Quattro tenori da ricordare

Sono ben quattro le grandi voci maschili delle quali ci dobbiamo ricordare in questo 2021. Ricorre infatti, il centenario della morte di Enrico Caruso, il famoso tenore di Napoli, nato nel 1873. Tutti i cantanti che sono destinati ad entrare nella storia, iniziano esibendosi in una Chiesa, cantando l’Ave Maria di Schubert o l’Agnus Dei di Bizet. Così fu anche per Enrico, le cui buone basi (inculcategli dai suoi due maestri Schirardi e De Lutio), gli permisero a soli 21 anni, di cantare nella sua città, portando sul palco il titolo “l’Amico Francesco” di Mario Morelli. A poco a poco i ruoli di genere leggero lasciarono quindi spazio a quelli lirici o drammatici. Caruso, acclamato protagonista, dei 48 anni di vita che gli furono concessi – perché mori nel 1921 di pleurite infetta – ne cantò oltre la metà, cioè 27. Ebbe la fortuna di intonare nei Teatri più importanti del Mondo, per quei tempi e fu proprio il Metropolitan ad accoglierlo per ben 863 recite, nei 17 anni dal 1903 al 1920. Non mancarono il Covent Garden di Londra, il Colon di Buenos Aires e la Scala. Con grande costanza arricchì il suo repertorio, poiché il suo organo vocale si era irrobustito, acquisendo quello “spessore” che gli permise di assicurare al suo pubblico grandi soddisfazioni, ricambiate ovunque con gesti di forte apprezzamento.
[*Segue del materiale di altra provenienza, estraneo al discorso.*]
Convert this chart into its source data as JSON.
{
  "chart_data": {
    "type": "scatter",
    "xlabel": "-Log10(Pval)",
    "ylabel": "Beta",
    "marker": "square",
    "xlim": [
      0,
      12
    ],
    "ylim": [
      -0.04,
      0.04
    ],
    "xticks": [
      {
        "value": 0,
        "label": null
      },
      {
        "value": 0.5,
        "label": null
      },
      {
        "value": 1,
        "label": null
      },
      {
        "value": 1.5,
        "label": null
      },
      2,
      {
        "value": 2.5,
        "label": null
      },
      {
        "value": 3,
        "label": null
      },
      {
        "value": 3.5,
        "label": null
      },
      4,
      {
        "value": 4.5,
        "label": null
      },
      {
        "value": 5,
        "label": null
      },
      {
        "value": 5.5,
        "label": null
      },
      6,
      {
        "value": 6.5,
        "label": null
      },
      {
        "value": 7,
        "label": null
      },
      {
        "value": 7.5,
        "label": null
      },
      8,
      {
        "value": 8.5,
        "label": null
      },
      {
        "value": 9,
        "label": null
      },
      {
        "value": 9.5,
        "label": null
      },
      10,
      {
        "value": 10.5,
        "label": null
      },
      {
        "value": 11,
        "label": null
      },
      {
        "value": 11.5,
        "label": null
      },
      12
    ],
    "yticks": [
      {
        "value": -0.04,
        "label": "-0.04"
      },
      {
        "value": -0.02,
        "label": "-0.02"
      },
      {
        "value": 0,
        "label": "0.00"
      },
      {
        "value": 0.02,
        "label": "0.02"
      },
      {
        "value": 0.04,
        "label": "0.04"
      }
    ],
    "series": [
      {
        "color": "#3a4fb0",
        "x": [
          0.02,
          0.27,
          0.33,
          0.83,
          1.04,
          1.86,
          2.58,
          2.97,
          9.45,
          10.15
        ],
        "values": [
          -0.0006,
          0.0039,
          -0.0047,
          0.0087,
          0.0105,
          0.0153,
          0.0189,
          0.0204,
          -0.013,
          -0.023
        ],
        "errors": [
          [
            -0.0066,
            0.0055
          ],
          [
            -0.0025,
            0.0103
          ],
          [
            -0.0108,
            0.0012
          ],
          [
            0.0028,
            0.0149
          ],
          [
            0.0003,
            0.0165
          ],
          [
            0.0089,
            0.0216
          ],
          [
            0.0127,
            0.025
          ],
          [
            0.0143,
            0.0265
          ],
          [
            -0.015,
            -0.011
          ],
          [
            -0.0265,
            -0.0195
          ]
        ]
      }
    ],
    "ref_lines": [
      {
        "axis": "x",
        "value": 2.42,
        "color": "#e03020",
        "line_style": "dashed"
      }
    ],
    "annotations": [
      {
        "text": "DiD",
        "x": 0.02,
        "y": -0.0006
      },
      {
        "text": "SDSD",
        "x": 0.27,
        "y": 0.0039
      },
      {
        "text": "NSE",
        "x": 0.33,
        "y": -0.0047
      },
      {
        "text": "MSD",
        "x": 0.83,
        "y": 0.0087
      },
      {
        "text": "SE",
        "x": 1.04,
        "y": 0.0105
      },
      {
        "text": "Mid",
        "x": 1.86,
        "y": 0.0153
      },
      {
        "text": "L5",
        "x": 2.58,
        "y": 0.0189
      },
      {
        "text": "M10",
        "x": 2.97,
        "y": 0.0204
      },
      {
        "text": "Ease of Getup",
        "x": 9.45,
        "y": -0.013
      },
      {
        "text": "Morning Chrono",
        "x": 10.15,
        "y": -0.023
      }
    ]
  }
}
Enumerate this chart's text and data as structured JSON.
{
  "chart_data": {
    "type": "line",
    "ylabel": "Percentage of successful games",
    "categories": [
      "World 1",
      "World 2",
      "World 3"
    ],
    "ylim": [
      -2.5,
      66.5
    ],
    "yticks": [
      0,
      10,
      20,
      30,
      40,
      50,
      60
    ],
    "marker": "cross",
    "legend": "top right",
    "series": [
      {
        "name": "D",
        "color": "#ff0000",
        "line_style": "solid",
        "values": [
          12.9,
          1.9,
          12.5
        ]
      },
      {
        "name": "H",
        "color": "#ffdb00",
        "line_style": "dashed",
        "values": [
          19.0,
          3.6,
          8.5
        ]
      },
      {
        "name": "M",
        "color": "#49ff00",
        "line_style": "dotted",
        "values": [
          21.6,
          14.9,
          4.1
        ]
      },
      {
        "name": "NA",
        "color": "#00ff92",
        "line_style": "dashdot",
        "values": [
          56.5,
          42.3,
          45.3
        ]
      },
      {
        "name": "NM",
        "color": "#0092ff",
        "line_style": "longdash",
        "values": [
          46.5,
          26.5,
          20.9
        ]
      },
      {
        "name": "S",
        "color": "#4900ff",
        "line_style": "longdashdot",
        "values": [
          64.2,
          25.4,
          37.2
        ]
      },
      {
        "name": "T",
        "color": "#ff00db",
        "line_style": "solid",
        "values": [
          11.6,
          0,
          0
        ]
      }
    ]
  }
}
Franco Corelli nacque a Pesaro nel 1921 e si affermò in un concorso bandito dal teatro lirico sperimentale di Spoleto. Ebbe un inizio di carriera del tutto simile a quello dell’altro grande tenore italiano stella del Metropolitan newyorkese, Marcello Giordani, morto di un infarto fulminante nell’ottobre del 2019, all’età di 56 anni.
Corelli divenne presto un artista – divo, imponendosi nei ruoli belcantistici belliniani; con la scuola dell’altro grande tenore Giacomo Lauri Volpi (1892-1979) mise in evidenza la sua facilità alla zona acuta e piena di voce. Per questo motivo eccelse in alcune opere del repertorio verdiano, come Trovatore ed Aida. Si spense a causa di un ictus nel 2003.

Giuseppe di Stefano, come tutti i “veri cantanti” studiò a Milano, essendo questa piazza, ricca dell’offerta dei grandi maestri. Il successo gli arrise nel 1946, all’età di 25 anni, nel ruolo del cavaliere Des Grieux, nella Manon di Massenet, allestita presso il teatro di Reggio Emilia. Per gli anni a seguire e sino al 1953 prestò la sua splendida forma vocale agli impianti scenografici del Metropolitan. Fece pure la fortuna di titoli moderni, come ad esempio “Il calzare d’argento” di Ildebrando Pizzetti. Il suo timbro vocale e la semplicità a modulare la voce per ottenere vibranti interpretazioni lo resero eccelso nelle opere dei maggiori compositori italiani e francesi del periodo ottocentesco; tra questi Bellini, Verdi e Bizet.

Mario Lanza, statunitense di origine italiana, morì a soli 38 anni,per un’embolia polmonare che potrebbe aver avuto due cause. La prima: una flebite agli arti inferiori. La seconda: lo smodato uso di gonadotropina per dimagrire e mantenere quel bell’aspetto che oltre alla duttile vocalità gli consentì di fare anche tanto cinema. Nel trentennale (1951) della scomparsa di Enrico Caruso, interpretò il film “Il grande Caruso” incoraggiando così molti giovani, ad imparare l’arte del “bel canto”.